Disentanglement Analysis in Deep Latent Variable Models Matching Aggregate Posterior Distributions
Surojit Saha, Sarang Joshi, Ross Whitaker
TL;DR
This work addresses the limitation of disentanglement metrics that assume latent factors align with latent axes by introducing a general method to uncover latent directions corresponding to true generative factors for any DLVM. The approach fixes each ground-truth factor, analyzes latent encodings with PCA to obtain factor-specific directions, and aggregates these into a set of latent directions $\mathcal{D}$ used to compute PCA FactorVAE and PCA MIG scores, enabling axis-agnostic evaluation. Experiments on DSprites and 3D Shapes show that AVAE, an aggregate-posterior-matching model, achieves the strongest disentanglement under the proposed metrics, with latent directions that are nearly orthogonal, indicating low entanglement.

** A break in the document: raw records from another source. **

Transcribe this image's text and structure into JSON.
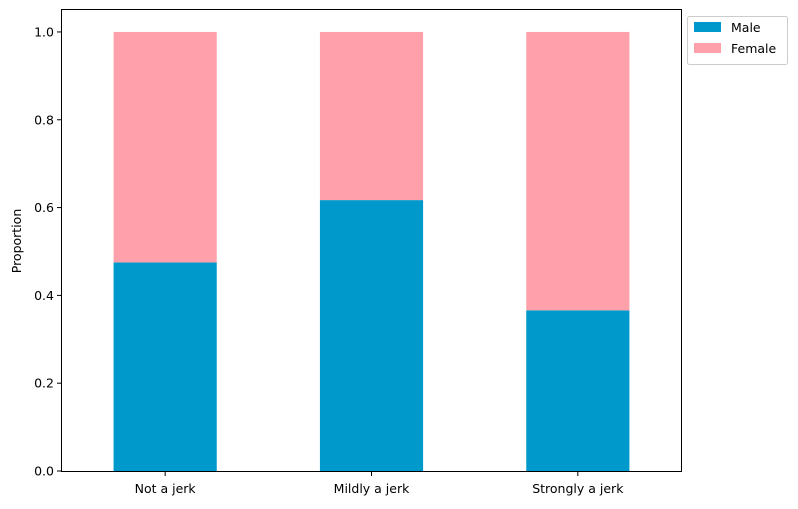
{
  "chart_data": {
    "type": "bar",
    "stacked": true,
    "categories": [
      "Not a jerk",
      "Mildly a jerk",
      "Strongly a jerk"
    ],
    "series": [
      {
        "name": "Male",
        "color": "#0099cc",
        "values": [
          0.475,
          0.617,
          0.366
        ]
      },
      {
        "name": "Female",
        "color": "#ffa0aa",
        "values": [
          0.525,
          0.383,
          0.634
        ]
      }
    ],
    "xlabel": "",
    "ylabel": "Proportion",
    "ylim": [
      0.0,
      1.05
    ],
    "yticks": [
      "0.0",
      "0.2",
      "0.4",
      "0.6",
      "0.8",
      "1.0"
    ],
    "grid": false,
    "legend_position": "outside top-right"
  }
}
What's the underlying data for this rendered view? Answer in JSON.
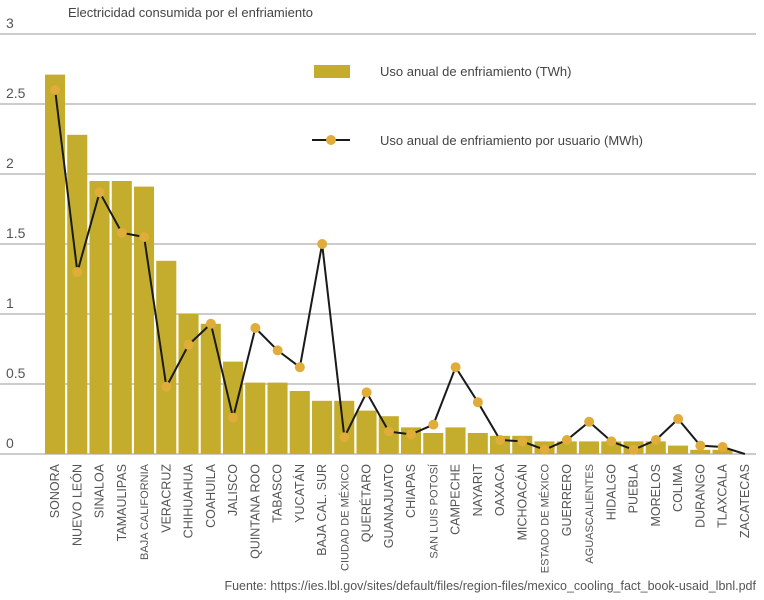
{
  "chart_data": {
    "type": "bar",
    "title": "Electricidad consumida por el enfriamiento",
    "source": "Fuente: https://ies.lbl.gov/sites/default/files/region-files/mexico_cooling_fact_book-usaid_lbnl.pdf",
    "ylim": [
      0,
      3
    ],
    "yticks": [
      {
        "value": 0,
        "label": "0"
      },
      {
        "value": 0.5,
        "label": "0.5"
      },
      {
        "value": 1,
        "label": "1"
      },
      {
        "value": 1.5,
        "label": "1.5"
      },
      {
        "value": 2,
        "label": "2"
      },
      {
        "value": 2.5,
        "label": "2.5"
      },
      {
        "value": 3,
        "label": "3"
      }
    ],
    "grid": true,
    "legend_position": "top-right",
    "categories": [
      "SONORA",
      "NUEVO LEÓN",
      "SINALOA",
      "TAMAULIPAS",
      "BAJA CALIFORNIA",
      "VERACRUZ",
      "CHIHUAHUA",
      "COAHUILA",
      "JALISCO",
      "QUINTANA ROO",
      "TABASCO",
      "YUCATÁN",
      "BAJA CAL. SUR",
      "CIUDAD DE MÉXICO",
      "QUERÉTARO",
      "GUANAJUATO",
      "CHIAPAS",
      "SAN LUIS POTOSÍ",
      "CAMPECHE",
      "NAYARIT",
      "OAXACA",
      "MICHOACÁN",
      "ESTADO DE MÉXICO",
      "GUERRERO",
      "AGUASCALIENTES",
      "HIDALGO",
      "PUEBLA",
      "MORELOS",
      "COLIMA",
      "DURANGO",
      "TLAXCALA",
      "ZACATECAS"
    ],
    "series": [
      {
        "name": "Uso anual de enfriamiento (TWh)",
        "kind": "bar",
        "color": "#c4ac2c",
        "values": [
          2.71,
          2.28,
          1.95,
          1.95,
          1.91,
          1.38,
          1.0,
          0.93,
          0.66,
          0.51,
          0.51,
          0.45,
          0.38,
          0.38,
          0.31,
          0.27,
          0.19,
          0.15,
          0.19,
          0.15,
          0.13,
          0.13,
          0.09,
          0.09,
          0.09,
          0.09,
          0.09,
          0.09,
          0.06,
          0.03,
          0.03,
          0.0
        ]
      },
      {
        "name": "Uso anual de enfriamiento por usuario (MWh)",
        "kind": "line",
        "color": "#1a1a1a",
        "marker_color": "#e0ac3a",
        "values": [
          2.6,
          1.3,
          1.87,
          1.58,
          1.55,
          0.48,
          0.78,
          0.93,
          0.26,
          0.9,
          0.74,
          0.62,
          1.5,
          0.12,
          0.44,
          0.16,
          0.14,
          0.21,
          0.62,
          0.37,
          0.1,
          0.09,
          0.03,
          0.1,
          0.23,
          0.09,
          0.03,
          0.1,
          0.25,
          0.06,
          0.05,
          0.0
        ]
      }
    ]
  }
}
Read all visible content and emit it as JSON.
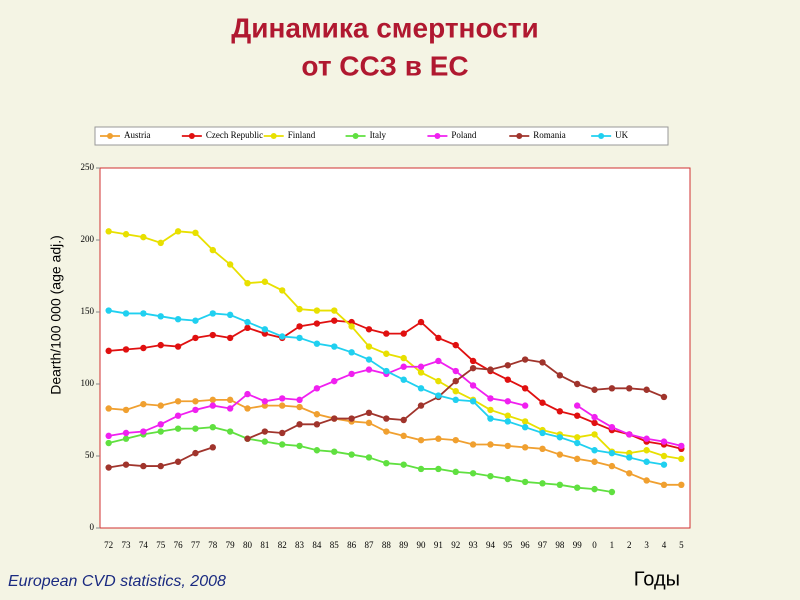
{
  "chart_data": {
    "type": "line",
    "title": [
      "Динамика смертности",
      "от ССЗ в ЕС"
    ],
    "y_label": "Dearth/100 000 (age adj.)",
    "x_label": "Годы",
    "source": "European CVD statistics, 2008",
    "categories": [
      "72",
      "73",
      "74",
      "75",
      "76",
      "77",
      "78",
      "79",
      "80",
      "81",
      "82",
      "83",
      "84",
      "85",
      "86",
      "87",
      "88",
      "89",
      "90",
      "91",
      "92",
      "93",
      "94",
      "95",
      "96",
      "97",
      "98",
      "99",
      "0",
      "1",
      "2",
      "3",
      "4",
      "5"
    ],
    "ylim": [
      0,
      250
    ],
    "yticks": [
      0,
      50,
      100,
      150,
      200,
      250
    ],
    "legend": "top",
    "series": [
      {
        "name": "Austria",
        "color": "#f0a030",
        "values": [
          83,
          82,
          86,
          85,
          88,
          88,
          89,
          89,
          83,
          85,
          85,
          84,
          79,
          76,
          74,
          73,
          67,
          64,
          61,
          62,
          61,
          58,
          58,
          57,
          56,
          55,
          51,
          48,
          46,
          43,
          38,
          33,
          30,
          30
        ]
      },
      {
        "name": "Czech Republic",
        "color": "#e01010",
        "values": [
          123,
          124,
          125,
          127,
          126,
          132,
          134,
          132,
          139,
          135,
          132,
          140,
          142,
          144,
          143,
          138,
          135,
          135,
          143,
          132,
          127,
          116,
          109,
          103,
          97,
          87,
          81,
          78,
          73,
          68,
          65,
          60,
          58,
          55
        ]
      },
      {
        "name": "Finland",
        "color": "#e8e000",
        "values": [
          206,
          204,
          202,
          198,
          206,
          205,
          193,
          183,
          170,
          171,
          165,
          152,
          151,
          151,
          140,
          126,
          121,
          118,
          108,
          102,
          95,
          89,
          82,
          78,
          74,
          68,
          65,
          63,
          65,
          53,
          52,
          54,
          50,
          48
        ]
      },
      {
        "name": "Italy",
        "color": "#60e040",
        "values": [
          59,
          62,
          65,
          67,
          69,
          69,
          70,
          67,
          62,
          60,
          58,
          57,
          54,
          53,
          51,
          49,
          45,
          44,
          41,
          41,
          39,
          38,
          36,
          34,
          32,
          31,
          30,
          28,
          27,
          25,
          null,
          null,
          null,
          null
        ]
      },
      {
        "name": "Poland",
        "color": "#f020f0",
        "values": [
          64,
          66,
          67,
          72,
          78,
          82,
          85,
          83,
          93,
          88,
          90,
          89,
          97,
          102,
          107,
          110,
          107,
          112,
          112,
          116,
          109,
          99,
          90,
          88,
          85,
          null,
          null,
          85,
          77,
          70,
          65,
          62,
          60,
          57
        ]
      },
      {
        "name": "Romania",
        "color": "#a0342c",
        "values": [
          42,
          44,
          43,
          43,
          46,
          52,
          56,
          null,
          62,
          67,
          66,
          72,
          72,
          76,
          76,
          80,
          76,
          75,
          85,
          91,
          102,
          111,
          110,
          113,
          117,
          115,
          106,
          100,
          96,
          97,
          97,
          96,
          91,
          null
        ]
      },
      {
        "name": "UK",
        "color": "#20d0f0",
        "values": [
          151,
          149,
          149,
          147,
          145,
          144,
          149,
          148,
          143,
          138,
          133,
          132,
          128,
          126,
          122,
          117,
          109,
          103,
          97,
          92,
          89,
          88,
          76,
          74,
          70,
          66,
          63,
          59,
          54,
          52,
          49,
          46,
          44,
          null
        ]
      }
    ]
  }
}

Overall, the method provides a general framework for disentanglement assessment across DLVMs and highlights the value of matching aggregate posteriors when evaluating and comparing latent representations.
Abstract
Deep latent variable models (DLVMs) are designed to learn meaningful representations in an unsupervised manner, such that the hidden explanatory factors are interpretable by independent latent variables (aka disentanglement). The variational autoencoder (VAE) is a popular DLVM widely studied in disentanglement analysis due to the modeling of the posterior distribution using a factorized Gaussian distribution that encourages the alignment of the latent factors with the latent axes. Several metrics have been proposed recently, assuming that the latent variables explaining the variation in data are aligned with the latent axes (cardinal directions). However, there are other DLVMs, such as the AAE and WAE-MMD (matching the aggregate posterior to the prior), where the latent variables might not be aligned with the latent axes. In this work, we propose a statistical method to evaluate disentanglement for any DLVMs in general. The proposed technique discovers the latent vectors representing the generative factors of a dataset that can be different from the cardinal latent axes. We empirically demonstrate the advantage of the method on two datasets.